What a pathetic picture this is! The starved woman—all the roundness and beauty of womanhood and motherhood brutally stamped out of her face and figure by the state of things brought about by the rule of the Hun; the child clinging to her mother with the terror and amazement which is the most piteous of all expressions that can come into and be graven upon the face of childhood. Both bear in their faces and forms the cruel marks of starvation and suffering.
And yet there are those abroad in the land who can talk and write of “saving Germany from too much humiliation.” Too much humiliation! For one, I say that if Germany can be dragged in the dust; if her rulers can be made to eat the bread of humiliation; if her bestial-minded military officials, who have deported women and girls from Belgium and France to God only knows where and to what end, can be brought to adequate punishment, then there is still some justice left in this warring world and some hope for poor, struggling, vexed, and fearful humanity. Unless Germany is conquered and humiliated, unless the wrongs of Belgium and the other devastated territories are avenged, we and the millions of our Allies will have suffered, fought, and died for the greatest cause the world has ever known—and in vain.

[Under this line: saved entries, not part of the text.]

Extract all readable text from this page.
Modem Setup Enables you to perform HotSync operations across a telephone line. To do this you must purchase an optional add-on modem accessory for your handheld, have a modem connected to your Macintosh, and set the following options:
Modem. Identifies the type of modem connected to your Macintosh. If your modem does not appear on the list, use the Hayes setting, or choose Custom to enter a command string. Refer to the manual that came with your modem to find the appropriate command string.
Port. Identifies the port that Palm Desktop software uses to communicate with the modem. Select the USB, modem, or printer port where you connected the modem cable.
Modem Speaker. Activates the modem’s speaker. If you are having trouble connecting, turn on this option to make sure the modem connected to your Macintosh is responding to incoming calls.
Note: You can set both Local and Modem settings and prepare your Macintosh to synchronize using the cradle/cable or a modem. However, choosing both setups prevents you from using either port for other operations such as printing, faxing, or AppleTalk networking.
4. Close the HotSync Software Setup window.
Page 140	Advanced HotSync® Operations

From the welter of battle, after the shouts of the fighting men have died away, must emerge a new basis of society and a set of new ideals in international conduct. And it is up to all of us to see to it that this comes about.
The Giant’s Task
“I SEE you can hold them up, but——”
The whole world sees that Germany can hold them up. Strength is concentrated first on one side, and then on the other, and at the time this cartoon was first published the little figure sitting up on the Western side watched, unmoved alike by German promises and German threats. It watched while the days of the Marne went by and proved that German efforts in the West would be confined to “holding up”—that the capture of Paris and of Calais were mere dreams that must pass unfulfilled. It watched the steady thrusting back of Russia, the apparent success in building an Eastern defense that could be held up indefinitely. Then it added its weight to the Western boulder, and the holding up process went on.

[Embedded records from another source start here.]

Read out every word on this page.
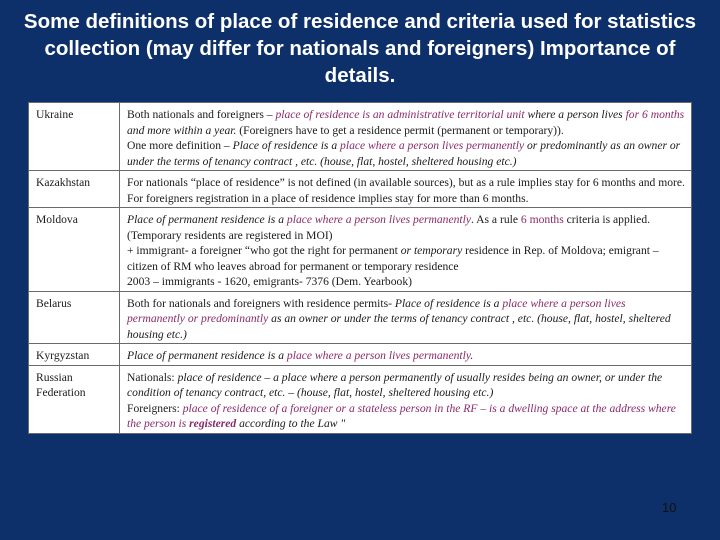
Some definitions of place of residence and criteria used for statistics collection (may differ for nationals and foreigners) Importance of details.
Ukraine	Both nationals and foreigners – place of residence is an administrative territorial unit where a person lives for 6 months and more within a year. (Foreigners have to get a residence permit (permanent or temporary)).
One more definition – Place of residence is a place where a person lives permanently or predominantly as an owner or under the terms of tenancy contract , etc. (house, flat, hostel, sheltered housing etc.)
Kazakhstan	For nationals “place of residence” is not defined (in available sources), but as a rule implies stay for 6 months and more.
For foreigners registration in a place of residence implies stay for more than 6 months.
Moldova	Place of permanent residence is a place where a person lives permanently. As a rule 6 months criteria is applied. (Temporary residents are registered in MOI)
+ immigrant- a foreigner “who got the right for permanent or temporary residence in Rep. of Moldova; emigrant – citizen of RM who leaves abroad for permanent or temporary residence
2003 – immigrants - 1620, emigrants- 7376 (Dem. Yearbook)
Belarus	Both for nationals and foreigners with residence permits- Place of residence is a place where a person lives permanently or predominantly as an owner or under the terms of tenancy contract , etc. (house, flat, hostel, sheltered housing etc.)
Kyrgyzstan	Place of permanent residence is a place where a person lives permanently.
Russian Federation	Nationals: place of residence – a place where a person permanently of usually resides being an owner, or under the condition of tenancy contract, etc. – (house, flat, hostel, sheltered housing etc.)
Foreigners: place of residence of a foreigner or a stateless person in the RF – is a dwelling space at the address where the person is registered according to the Law "
10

Neither boulder has yet fallen; the strong man is not yet exhausted, but the whole world knows what the end must be. Germany could not afford a mere defensive war—from the outset she knew that decision must be won in the first months, and that the alternative to this was defeat. This grim figure, bent on “holding up” the two main fronts, is typical of Germany to-day, a raging barbarian, wearying under the impossible task. For such a task there was needed not only physical strength, but spiritual strength, ideals as well as machinery, and soul as well as brain. By his methods of war this soulless barbarian has added to the weights that he must hold up; he has misinterpreted the meaning of civilization, misunderstood the aims common to humanity outside Germany. The weight that he must hold up and away is not merely that of Britain, Russia, France, and the rest of the Allies; it is the weight of all men who understand freedom rightly, steadily crushing freedom’s antithesis.